Prefeito de São Pedro do Turvo é acusado de fraude

O Ministério Público Estadual (MPE) entrou com ação civil pública contra o prefeito de São Pedro do Turvo, no interior de São Paulo, Luiz Cláudio da Cunha (PSC), o ex-funcionário público João Ferreira de Lima, outros quatro ex-servidores da prefeitura e a empresa Dal Automotiva, de Ourinhos, por suposta fraude em licitação feita no início do ano passado.Os acusados foram notificados para a defesa prévia. A denúncia foi apresentada na Câmara, em agosto do ano passado, pelo ex-funcionário Lima.

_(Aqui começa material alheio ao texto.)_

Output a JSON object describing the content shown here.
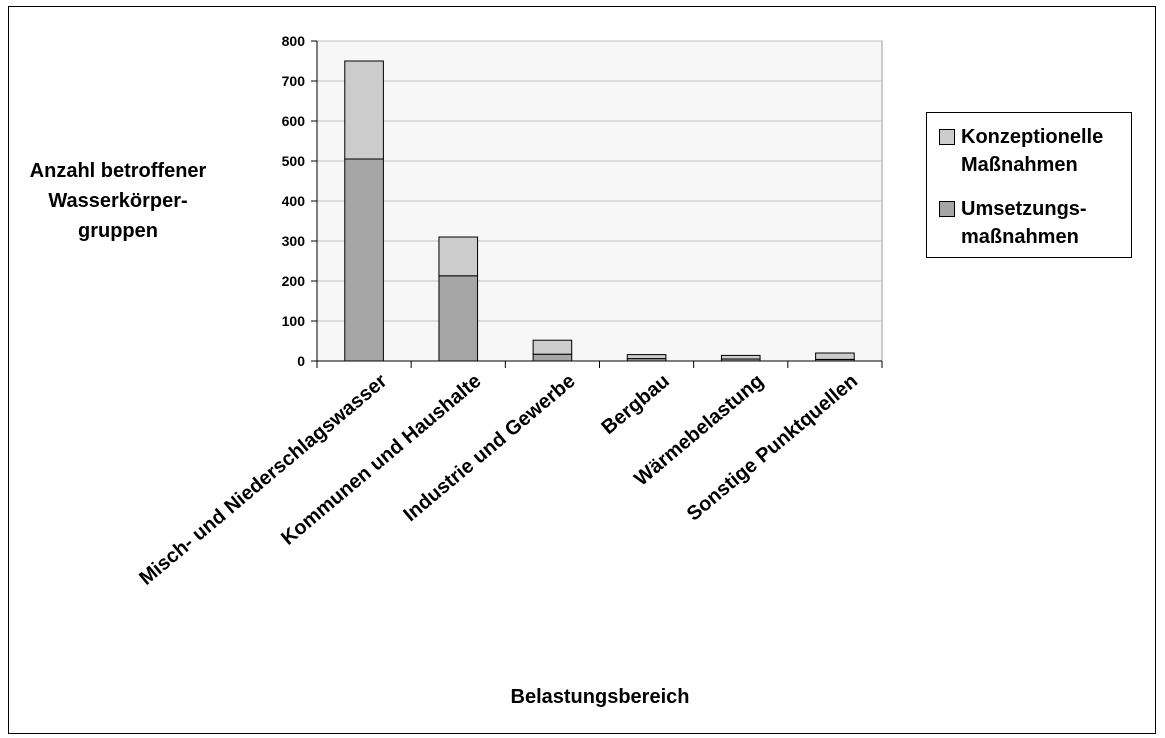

Ele alegou ter falsificado, a mando do prefeito, proposta para a compra de pneus para a frota escolar do município no valor de R$ 9.600,00. A Dal Automotiva venceu outras duas empresas, desclassificadas por não terem apresentado a documentação exigida. O MP apurou que a empresa de Ourinhos recebeu o valor da aquisição antes de ter apresentado a proposta.Lima confessou que a tomada de preços foi uma farsa e a licitação foi aberta para "dar cobertura" a compras já efetuadas. A empresa vencedora apresentou certidões fora do prazo, mas não foi desclassificada. O promotor Sílvio da Silva Brandini considera que todos os envolvidos na compra agiram de má-fé. Ele pede que sejam condenados a devolver aos cofres o valor gasto e, no caso do prefeito e funcionários, a suspensão dos direitos políticos. O prefeito alega que o erro foi do funcionário. Segundo ele, uma sindicância aberta pela prefeitura para apurar o caso constatou a irregularidade e recomendou a anulação da licitação.A sindicância apurou ainda que não houve prejuízo para os cofres municipais. "Os preços pagos pelos pneus eram compatíveis com os de mercado", disse o advogado Ricardo Malta, que acompanhou a apuração. Cunha foi acusado também de propaganda irregular. Ele pintou veículos da prefeitura com as cores e símbolos usados na campanha. O MPE determinou a supressão da propaganda, com os custos por conta do prefeito. A oposição o acusa de fazer contratações políticas, como a da filha fisioterapeuta de um vereador, contratada para cargo em comissão. Cunha considera que as acusações são frutos de perseguição política.